Est-ce pour autant une victoire de la bourgeoisie ? Certainement pas ! La reprise du travail à la SNCF et à la RATP de même que la tendance vers le “retour au calme” dans les universités est une victoire à la Pyrrhus de la classe dominante. L’ordre de la matraque, du chantage, de l’intimidation et du mensonge organisé a dévoilé au grand jour le vrai visage de la démocratie bourgeoise : celui de la terreur implacable du capital. Si l’Etat n’a pas reculé ni sur la réforme des régimes spéciaux ni sur la LRU, c’est au prix fort d’un discrédit croissant de ses principales institutions, notamment les médias et surtout les syndicats, dont il n’a pas encore mesuré les conséquences.
Quelques leçons essentielles
Les travailleurs et les étudiants doivent se regrouper et discuter ensemble et avec d’autres ouvriers d’autres secteurs pour mieux comprendre quelle est la situation dans laquelle nous nous trouvons aujourd’hui. Des liens ont déjà été tissés, il faut les élargir et les resserrer. Il faut échanger et partager les expériences, il faut en discuter collectivement afin d’en tirer toutes les leçons et préparer les luttes à venir.
D’abord, la classe ouvrière doit tirer un premier enseignement de la lutte des cheminots : si le gouvernement a été obligé de céder quelques miettes aux cheminots, c’est parce que ces derniers se sont battus. Mais là n’est pas l’essentiel : les miettes concédées par la bourgeoisie, de toutes façons, seront reprises plus tard. La pire défaite aurait été de ne pas se mobiliser : dans le lutte de classe entre bourgeoisie et prolétariat, la première victoire pour les travailleurs, c’est la lutte elle-même, c’est le refus d’accepter la loi du capital, c’est faire l’expérience de la solidarité des exploités face à toutes les tentatives de les diviser entreprise par entreprise, secteur par secteur. Malgré leurs difficultés, les cheminots (de même que les étudiants en lutte contre la LRU) se sont battus avec un courage remarquable. En revendiquant “37,5 annuités pour tous”, ils ont montré que la solidarité de la classe exploitée est le seul chemin qui puisse ouvrir une perspective pour les luttes futures. La grève des cheminots a permis que s’exprime de façon croissante l’idée de la nécessité de lutter tous unis. C’est ce que le mouvement des étudiants a exprimé en manifestant sa solidarité avec les cheminots (comme l’a révélé leur plateforme revendicative dans laquelle était inscrite non seulement le retrait de la LRU mais aussi le rejet de toutes les attaques du gouvernement).
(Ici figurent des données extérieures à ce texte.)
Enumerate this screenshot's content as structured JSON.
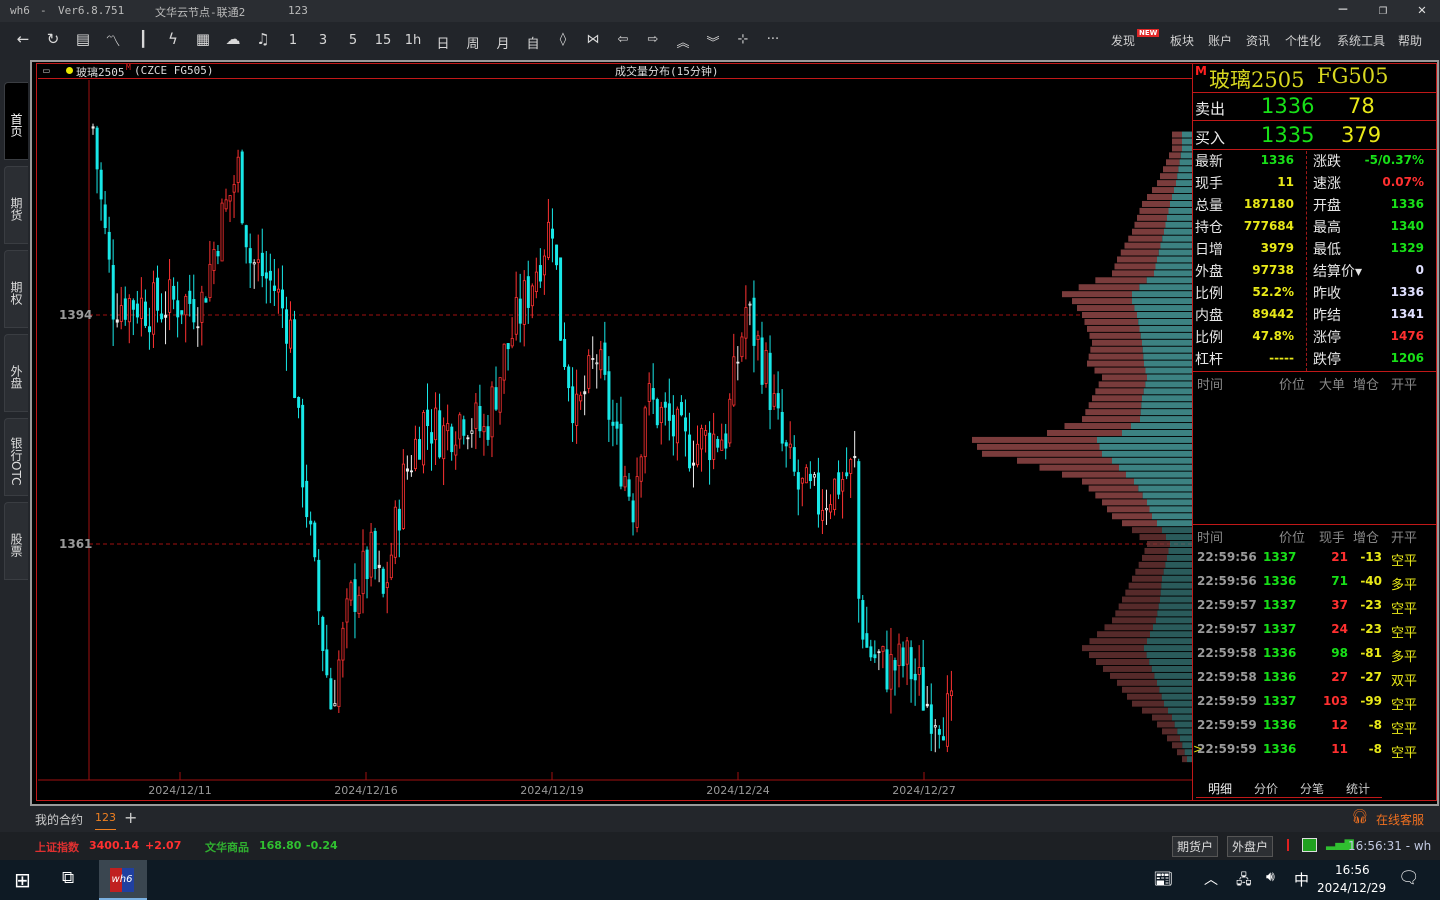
{
  "titlebar": {
    "app": "wh6",
    "version": "Ver6.8.751",
    "server": "文华云节点-联通2",
    "account": "123",
    "minimize": "─",
    "maximize": "❐",
    "close": "✕"
  },
  "toolbar": {
    "icons": [
      {
        "name": "back-icon",
        "glyph": "←"
      },
      {
        "name": "refresh-icon",
        "glyph": "↻"
      },
      {
        "name": "list-icon",
        "glyph": "▤"
      },
      {
        "name": "line-chart-icon",
        "glyph": "〽"
      },
      {
        "name": "candlestick-icon",
        "glyph": "┃"
      },
      {
        "name": "lightning-icon",
        "glyph": "ϟ"
      },
      {
        "name": "order-icon",
        "glyph": "▦"
      },
      {
        "name": "cloud-icon",
        "glyph": "☁"
      },
      {
        "name": "bell-icon",
        "glyph": "♫"
      }
    ],
    "periods": [
      "1",
      "3",
      "5",
      "15",
      "1h",
      "日",
      "周",
      "月",
      "自"
    ],
    "tools": [
      {
        "name": "zoom-icon",
        "glyph": "◊"
      },
      {
        "name": "shrink-icon",
        "glyph": "⋈"
      },
      {
        "name": "left-icon",
        "glyph": "⇦"
      },
      {
        "name": "right-icon",
        "glyph": "⇨"
      },
      {
        "name": "up-icon",
        "glyph": "︽"
      },
      {
        "name": "down-icon",
        "glyph": "︾"
      },
      {
        "name": "crosshair-icon",
        "glyph": "⊹"
      },
      {
        "name": "more-icon",
        "glyph": "···"
      }
    ],
    "menu": [
      "发现",
      "板块",
      "账户",
      "资讯",
      "个性化",
      "系统工具",
      "帮助"
    ],
    "new_badge": "NEW"
  },
  "sidebar": [
    "首页",
    "期货",
    "期权",
    "外盘",
    "银行OTC",
    "股票"
  ],
  "chart": {
    "symbol": "玻璃2505",
    "marker": "M",
    "exchange": "(CZCE FG505)",
    "title": "成交量分布(15分钟)",
    "y_labels": [
      {
        "value": 1394,
        "text": "1394"
      },
      {
        "value": 1361,
        "text": "1361"
      }
    ],
    "x_labels": [
      "2024/12/11",
      "2024/12/16",
      "2024/12/19",
      "2024/12/24",
      "2024/12/27"
    ]
  },
  "chart_data": {
    "type": "candlestick",
    "ylim": [
      1329,
      1426
    ],
    "price_path": [
      [
        0,
        1421
      ],
      [
        2,
        1410
      ],
      [
        5,
        1396
      ],
      [
        10,
        1396
      ],
      [
        15,
        1395
      ],
      [
        21,
        1396
      ],
      [
        27,
        1396
      ],
      [
        31,
        1406
      ],
      [
        36,
        1415
      ],
      [
        39,
        1402
      ],
      [
        45,
        1398
      ],
      [
        49,
        1392
      ],
      [
        51,
        1377
      ],
      [
        55,
        1356
      ],
      [
        59,
        1338
      ],
      [
        64,
        1353
      ],
      [
        69,
        1359
      ],
      [
        72,
        1353
      ],
      [
        77,
        1370
      ],
      [
        82,
        1379
      ],
      [
        87,
        1377
      ],
      [
        92,
        1380
      ],
      [
        97,
        1377
      ],
      [
        102,
        1388
      ],
      [
        107,
        1396
      ],
      [
        114,
        1408
      ],
      [
        116,
        1392
      ],
      [
        120,
        1379
      ],
      [
        125,
        1388
      ],
      [
        130,
        1375
      ],
      [
        134,
        1367
      ],
      [
        137,
        1382
      ],
      [
        142,
        1379
      ],
      [
        147,
        1375
      ],
      [
        152,
        1376
      ],
      [
        157,
        1377
      ],
      [
        162,
        1395
      ],
      [
        167,
        1386
      ],
      [
        171,
        1375
      ],
      [
        175,
        1369
      ],
      [
        180,
        1367
      ],
      [
        185,
        1370
      ],
      [
        189,
        1372
      ],
      [
        190,
        1353
      ],
      [
        192,
        1346
      ],
      [
        197,
        1343
      ],
      [
        202,
        1344
      ],
      [
        207,
        1338
      ],
      [
        213,
        1336
      ]
    ],
    "volume_profile": [
      [
        1418,
        20,
        10
      ],
      [
        1413,
        35,
        16
      ],
      [
        1410,
        50,
        22
      ],
      [
        1406,
        60,
        28
      ],
      [
        1402,
        75,
        35
      ],
      [
        1400,
        80,
        38
      ],
      [
        1397,
        130,
        60
      ],
      [
        1396,
        120,
        60
      ],
      [
        1394,
        110,
        55
      ],
      [
        1390,
        100,
        50
      ],
      [
        1387,
        105,
        48
      ],
      [
        1385,
        90,
        45
      ],
      [
        1382,
        100,
        50
      ],
      [
        1379,
        110,
        52
      ],
      [
        1377,
        145,
        70
      ],
      [
        1376,
        220,
        95
      ],
      [
        1374,
        210,
        90
      ],
      [
        1373,
        175,
        80
      ],
      [
        1371,
        130,
        66
      ],
      [
        1370,
        110,
        58
      ],
      [
        1367,
        90,
        45
      ],
      [
        1365,
        80,
        40
      ],
      [
        1363,
        60,
        30
      ],
      [
        1361,
        45,
        22
      ],
      [
        1359,
        50,
        25
      ],
      [
        1356,
        60,
        30
      ],
      [
        1353,
        70,
        32
      ],
      [
        1350,
        80,
        36
      ],
      [
        1346,
        110,
        48
      ],
      [
        1341,
        75,
        35
      ],
      [
        1338,
        60,
        28
      ],
      [
        1336,
        40,
        20
      ],
      [
        1333,
        25,
        12
      ],
      [
        1330,
        10,
        5
      ]
    ]
  },
  "quote": {
    "marker": "M",
    "name": "玻璃2505",
    "code": "FG505",
    "ask": {
      "label": "卖出",
      "price": "1336",
      "vol": "78"
    },
    "bid": {
      "label": "买入",
      "price": "1335",
      "vol": "379"
    },
    "left": [
      {
        "l": "最新",
        "v": "1336",
        "c": "#18e018"
      },
      {
        "l": "现手",
        "v": "11",
        "c": "#e8e818"
      },
      {
        "l": "总量",
        "v": "187180",
        "c": "#e8e818"
      },
      {
        "l": "持仓",
        "v": "777684",
        "c": "#e8e818"
      },
      {
        "l": "日增",
        "v": "3979",
        "c": "#e8e818"
      },
      {
        "l": "外盘",
        "v": "97738",
        "c": "#e8e818"
      },
      {
        "l": "比例",
        "v": "52.2%",
        "c": "#e8e818"
      },
      {
        "l": "内盘",
        "v": "89442",
        "c": "#e8e818"
      },
      {
        "l": "比例",
        "v": "47.8%",
        "c": "#e8e818"
      },
      {
        "l": "杠杆",
        "v": "-----",
        "c": "#e8e818"
      }
    ],
    "right": [
      {
        "l": "涨跌",
        "v": "-5/0.37%",
        "c": "#18e018"
      },
      {
        "l": "速涨",
        "v": "0.07%",
        "c": "#ff3030"
      },
      {
        "l": "开盘",
        "v": "1336",
        "c": "#18e018"
      },
      {
        "l": "最高",
        "v": "1340",
        "c": "#18e018"
      },
      {
        "l": "最低",
        "v": "1329",
        "c": "#18e018"
      },
      {
        "l": "结算价▾",
        "v": "0",
        "c": "#e0e0ff"
      },
      {
        "l": "昨收",
        "v": "1336",
        "c": "#e0e0ff"
      },
      {
        "l": "昨结",
        "v": "1341",
        "c": "#e0e0ff"
      },
      {
        "l": "涨停",
        "v": "1476",
        "c": "#ff3030"
      },
      {
        "l": "跌停",
        "v": "1206",
        "c": "#18e018"
      }
    ]
  },
  "bigorders": {
    "headers": [
      "时间",
      "价位",
      "大单",
      "增仓",
      "开平"
    ]
  },
  "ticks": {
    "headers": [
      "时间",
      "价位",
      "现手",
      "增仓",
      "开平"
    ],
    "rows": [
      {
        "t": "22:59:56",
        "p": "1337",
        "v": "21",
        "vc": "#ff3030",
        "d": "-13",
        "o": "空平"
      },
      {
        "t": "22:59:56",
        "p": "1336",
        "v": "71",
        "vc": "#18e018",
        "d": "-40",
        "o": "多平"
      },
      {
        "t": "22:59:57",
        "p": "1337",
        "v": "37",
        "vc": "#ff3030",
        "d": "-23",
        "o": "空平"
      },
      {
        "t": "22:59:57",
        "p": "1337",
        "v": "24",
        "vc": "#ff3030",
        "d": "-23",
        "o": "空平"
      },
      {
        "t": "22:59:58",
        "p": "1336",
        "v": "98",
        "vc": "#18e018",
        "d": "-81",
        "o": "多平"
      },
      {
        "t": "22:59:58",
        "p": "1336",
        "v": "27",
        "vc": "#ff3030",
        "d": "-27",
        "o": "双平"
      },
      {
        "t": "22:59:59",
        "p": "1337",
        "v": "103",
        "vc": "#ff3030",
        "d": "-99",
        "o": "空平"
      },
      {
        "t": "22:59:59",
        "p": "1336",
        "v": "12",
        "vc": "#ff3030",
        "d": "-8",
        "o": "空平"
      },
      {
        "t": "22:59:59",
        "p": "1336",
        "v": "11",
        "vc": "#ff3030",
        "d": "-8",
        "o": "空平"
      }
    ],
    "tabs": [
      "明细",
      "分价",
      "分笔",
      "统计"
    ]
  },
  "contracts": {
    "label": "我的合约",
    "tab": "123",
    "add": "+",
    "service": "在线客服"
  },
  "status": {
    "idx1_name": "上证指数",
    "idx1_val": "3400.14",
    "idx1_chg": "+2.07",
    "idx2_name": "文华商品",
    "idx2_val": "168.80",
    "idx2_chg": "-0.24",
    "btn1": "期货户",
    "btn2": "外盘户",
    "clock": "16:56:31 - wh"
  },
  "taskbar": {
    "app": "wh6",
    "ime": "中",
    "time": "16:56",
    "date": "2024/12/29"
  },
  "colors": {
    "up": "#ff3232",
    "down": "#18e8e8",
    "profile_sell": "#7a3c3c",
    "profile_buy": "#3c8282",
    "grid": "#a01010"
  }
}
L’idée que les différents secteurs de la classe ouvrière doivent se soutenir mutuellement est quelque chose qui avait été apprise par les jeunes générations dans la lutte du printemps 2006 contre le CPE1. C’est ce qui s’est illustré aussi dans le fait que c’est parmi les jeunes cheminots qu’on a rencontré le plus la volonté de se défaire du corporatisme qui pèse sur leurs aînés.
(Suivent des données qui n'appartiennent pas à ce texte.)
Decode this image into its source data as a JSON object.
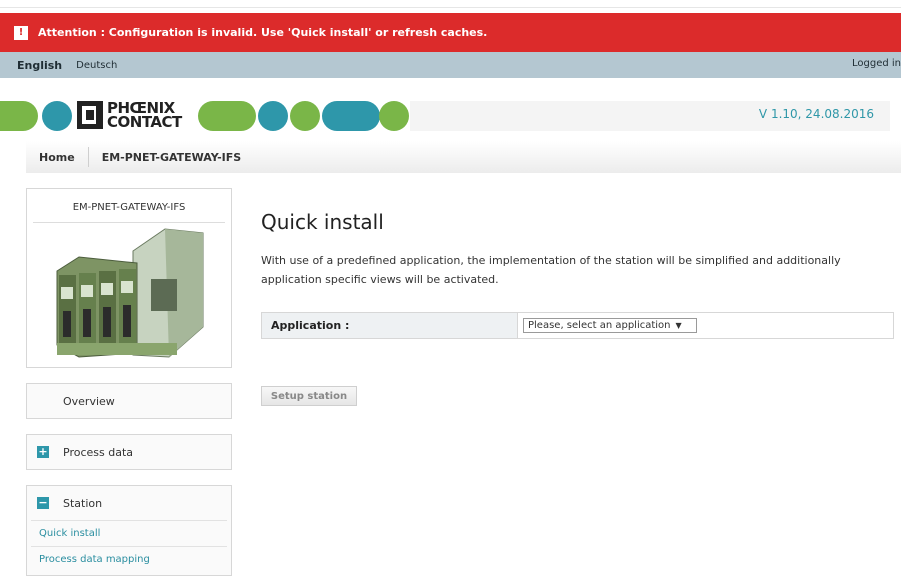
{
  "alert": {
    "icon": "exclamation-icon",
    "icon_glyph": "!",
    "message": "Attention : Configuration is invalid. Use 'Quick install' or refresh caches."
  },
  "lang": {
    "english": "English",
    "deutsch": "Deutsch",
    "login": "Logged in"
  },
  "brand": {
    "logo_line1": "PHŒNIX",
    "logo_line2": "CONTACT",
    "version": "V 1.10, 24.08.2016"
  },
  "breadcrumb": {
    "home": "Home",
    "device": "EM-PNET-GATEWAY-IFS"
  },
  "device": {
    "name": "EM-PNET-GATEWAY-IFS"
  },
  "nav": {
    "overview": "Overview",
    "process_data": {
      "toggle": "+",
      "label": "Process data"
    },
    "station": {
      "toggle": "−",
      "label": "Station",
      "items": [
        "Quick install",
        "Process data mapping"
      ]
    }
  },
  "main": {
    "title": "Quick install",
    "description": "With use of a predefined application, the implementation of the station will be simplified and additionally application specific views will be activated.",
    "application_label": "Application :",
    "application_select": "Please, select an application",
    "setup_button": "Setup station"
  },
  "colors": {
    "alert": "#dc2b2b",
    "accent": "#2e97aa",
    "green": "#7ab648",
    "teal": "#2e97aa"
  }
}
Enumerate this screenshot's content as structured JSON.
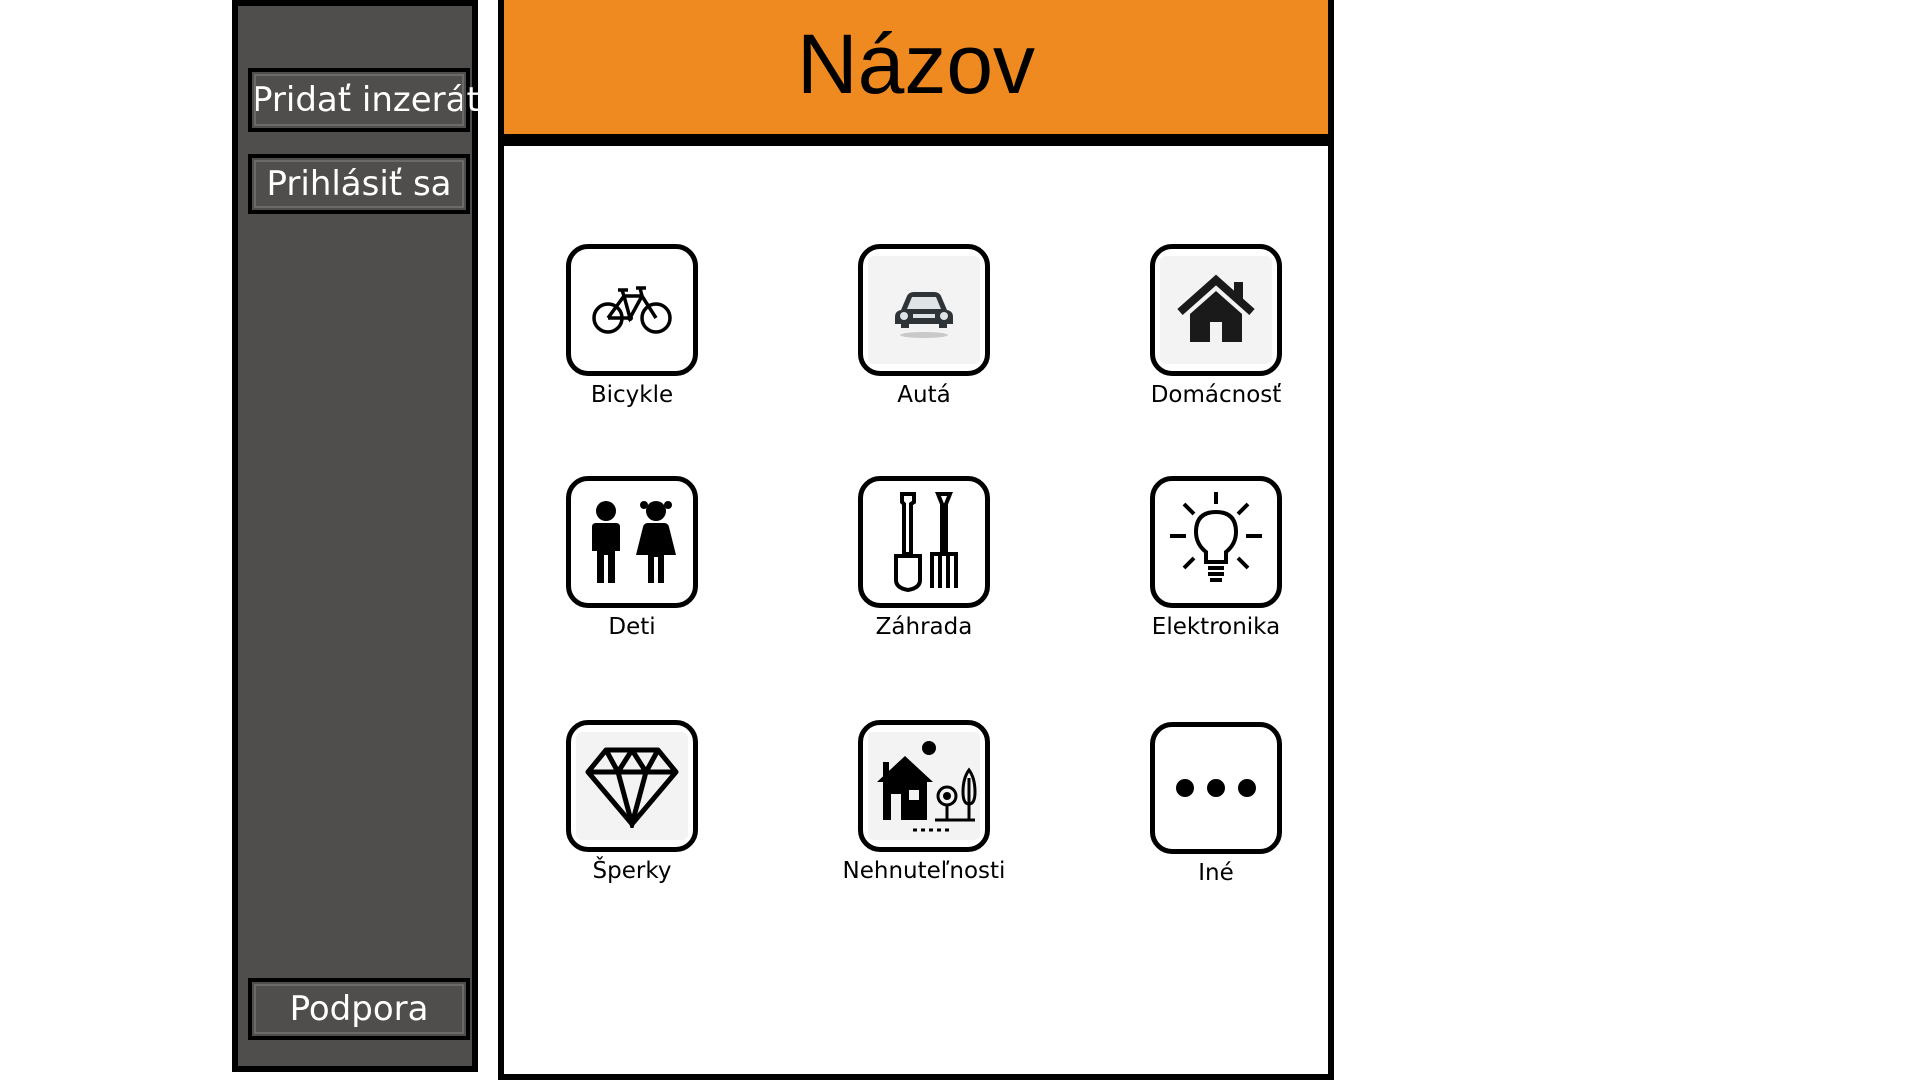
{
  "header": {
    "title": "Názov"
  },
  "sidebar": {
    "add_listing": "Pridať inzerát",
    "login": "Prihlásiť sa",
    "support": "Podpora"
  },
  "categories": [
    {
      "label": "Bicykle",
      "icon": "bicycle-icon"
    },
    {
      "label": "Autá",
      "icon": "car-icon"
    },
    {
      "label": "Domácnosť",
      "icon": "house-icon"
    },
    {
      "label": "Deti",
      "icon": "children-icon"
    },
    {
      "label": "Záhrada",
      "icon": "garden-tools-icon"
    },
    {
      "label": "Elektronika",
      "icon": "lightbulb-icon"
    },
    {
      "label": "Šperky",
      "icon": "diamond-icon"
    },
    {
      "label": "Nehnuteľnosti",
      "icon": "real-estate-icon"
    },
    {
      "label": "Iné",
      "icon": "more-dots-icon"
    }
  ],
  "colors": {
    "header_bg": "#ef8a20",
    "sidebar_bg": "#4f4e4c",
    "text_light": "#ffffff",
    "border": "#000000"
  }
}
Ensuite, en obligeant la classe dominante à déployer à grande échelle son arsenal syndical, ils ont contribué à dévoiler au grand jour que les syndicats sont des organes de maintien de l’ordre capitaliste (même s’il existe encore beaucoup d’illusions sur la possibilité de réformer les syndicats). C’est bien ce dont témoigne le taux de désyndicalisation massive qui touche d’ores et déjà plusieurs secteurs de la fonction publique et la méfiance croissante envers les syndicats. La fuite sans gloire de Chérèque lors de la manifestation du 20 novembre face aux ouvriers le stigmatisant comme “traître”, les apostrophes essuyées par le patron de la CGT au même endroit : “Thibault vendu ! Ce n’est pas toi qui diriges, c’est nous !” ou le lendemain de la part de syndiqués de la CGT : “on va faire tomber Thibault”2 ne sont que la partie émergée d’un mécontentement profond des travailleurs envers les organes qui prétendent les défendre.
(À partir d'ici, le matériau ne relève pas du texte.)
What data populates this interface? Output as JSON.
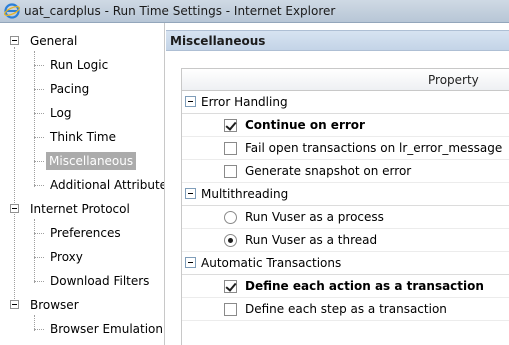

Enfin, les cheminots et les ouvriers de la RATP ont été capables de déjouer le piège du pourrissement et de l’isolement où cherchaient à les enfermer les syndicats “jusqu’auboutistes” comme Sud ou FO en ne votant pas dans les AG la reconduction de la grève.
Voici quelques leçons immédiates mais essentielles de la lutte qui vient de se dérouler. Mais ce simple constat soulève des questions bien plus larges et profondes auxquelles la classe ouvrière doit, par le débat collectif, essayer de trouver des réponses :
Faut-il rénover les syndicats pour pouvoir lutter contre la misère et l’exploitation ?
Face à la trahison des syndicats, l’alternative est-elle de virer les bureaucraties pourries, ou de s’affilier à des syndicats plus “radicaux” et moins directement liés au patronat ou encore de construire de nouveaux syndicats “de combat” ?
Le “radicalisme”, le caractère très “combatif” d’un syndicat ou l’honnêteté de ses délégués n’a jamais été une preuve que c’est un organe de défense des ouvriers.
Ce qui nous importe aujourd’hui, ce n’est pas de reconstruire de nouveaux syndicats, mais d’abord de comprendre quels moyens nous devons nous donner pour construire un rapport de forces en faveur de la classe ouvrière face à la bourgeoisie.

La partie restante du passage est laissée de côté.